Cutter: Telecommuting Not Necessarily Where It’s At

A new survey by Cutter Consortium shows that while nearly all of the respondents say their companies allow telecommuting, nearly a third view it as a necessary evil and only a very small percentage of workers have actually adopted this style of work.

"What our data really tells us is that `telecommuting in the large’ has not replaced the traditional office environment and does not seem to be creating an overnight revolution," says Cutter Business Technology Council Fellow Ed Yourdon. "Clearly, it makes sense under some circumstances, but, people are practicing it to a much smaller extent than one might have imagined."

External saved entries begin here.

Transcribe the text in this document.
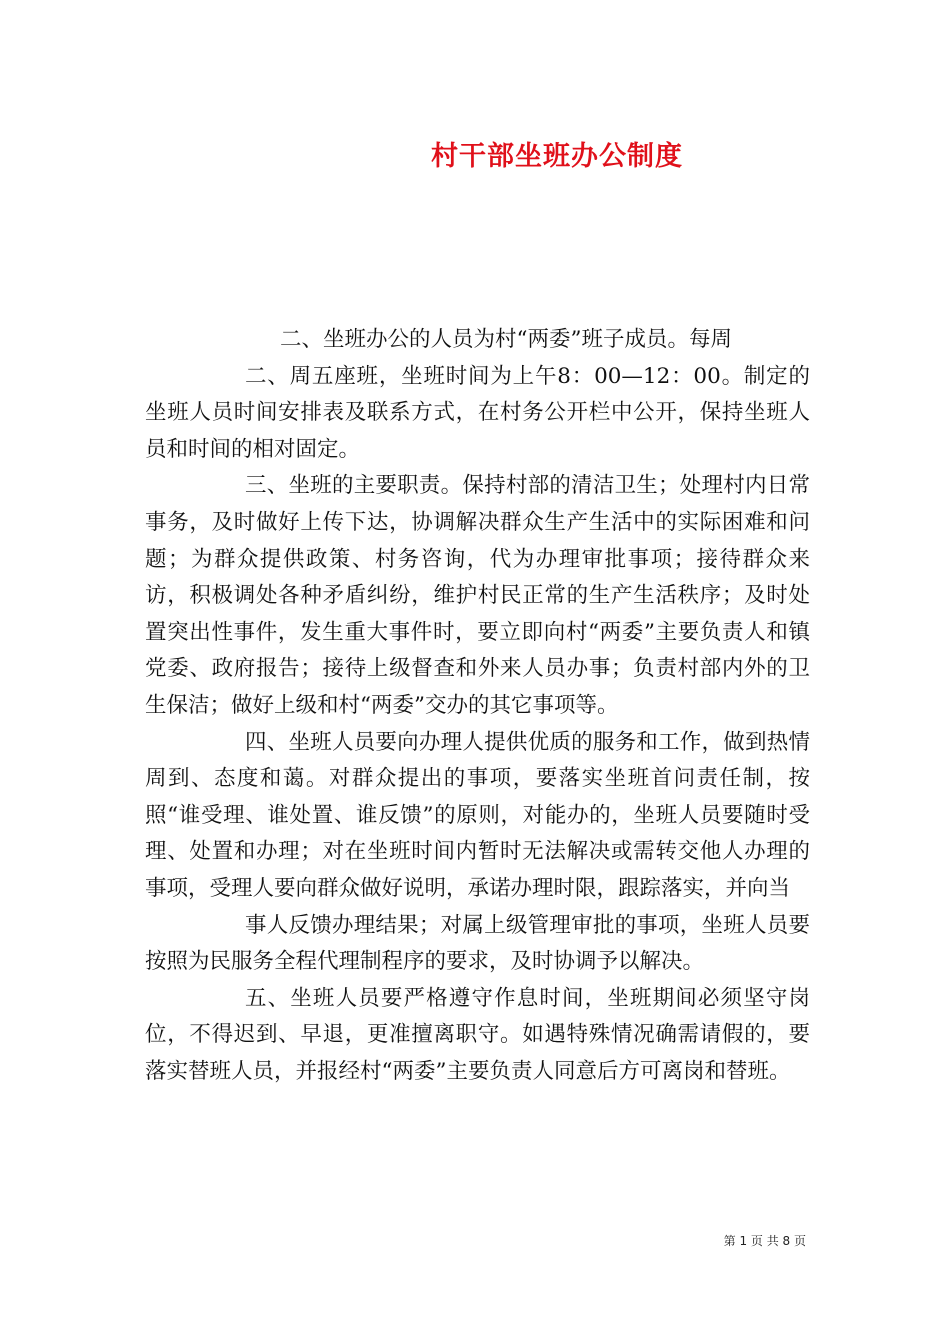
村干部坐班办公制度

二、坐班办公的人员为村“两委”班子成员。每周

二、周五座班，坐班时间为上午8：00—12：00。制定的坐班人员时间安排表及联系方式，在村务公开栏中公开，保持坐班人员和时间的相对固定。

三、坐班的主要职责。保持村部的清洁卫生；处理村内日常事务，及时做好上传下达，协调解决群众生产生活中的实际困难和问题；为群众提供政策、村务咨询，代为办理审批事项；接待群众来访，积极调处各种矛盾纠纷，维护村民正常的生产生活秩序；及时处置突出性事件，发生重大事件时，要立即向村“两委”主要负责人和镇党委、政府报告；接待上级督查和外来人员办事；负责村部内外的卫生保洁；做好上级和村“两委”交办的其它事项等。

四、坐班人员要向办理人提供优质的服务和工作，做到热情周到、态度和蔼。对群众提出的事项，要落实坐班首问责任制，按照“谁受理、谁处置、谁反馈”的原则，对能办的，坐班人员要随时受理、处置和办理；对在坐班时间内暂时无法解决或需转交他人办理的事项，受理人要向群众做好说明，承诺办理时限，跟踪落实，并向当

事人反馈办理结果；对属上级管理审批的事项，坐班人员要按照为民服务全程代理制程序的要求，及时协调予以解决。

五、坐班人员要严格遵守作息时间，坐班期间必须坚守岗位，不得迟到、早退，更准擅离职守。如遇特殊情况确需请假的，要落实替班人员，并报经村“两委”主要负责人同意后方可离岗和替班。

第 1 页 共 8 页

When asked how many days of the workweek are spent on telecommuting, the majority of respondents, 65 percent, said just one day. "No one in our survey reported that their telecommuters work from home on a full-time basis; certainly such scenarios do exist, but our data suggests they are a rarity,." adds Yourdon., "The far more common scenario is being unable to travel to the office due to bad weather, a sick family member or another type of somewhat personal emergency."

When asked about the advantages and disadvantages to telecommuting, respondents said increased flexibility for employees was the biggest benefit and a lack of worker supervision the biggest downfall.

30 people took part in the Cutter Consortium Survey. Respondents were IT executives from Fortune 1000 companies.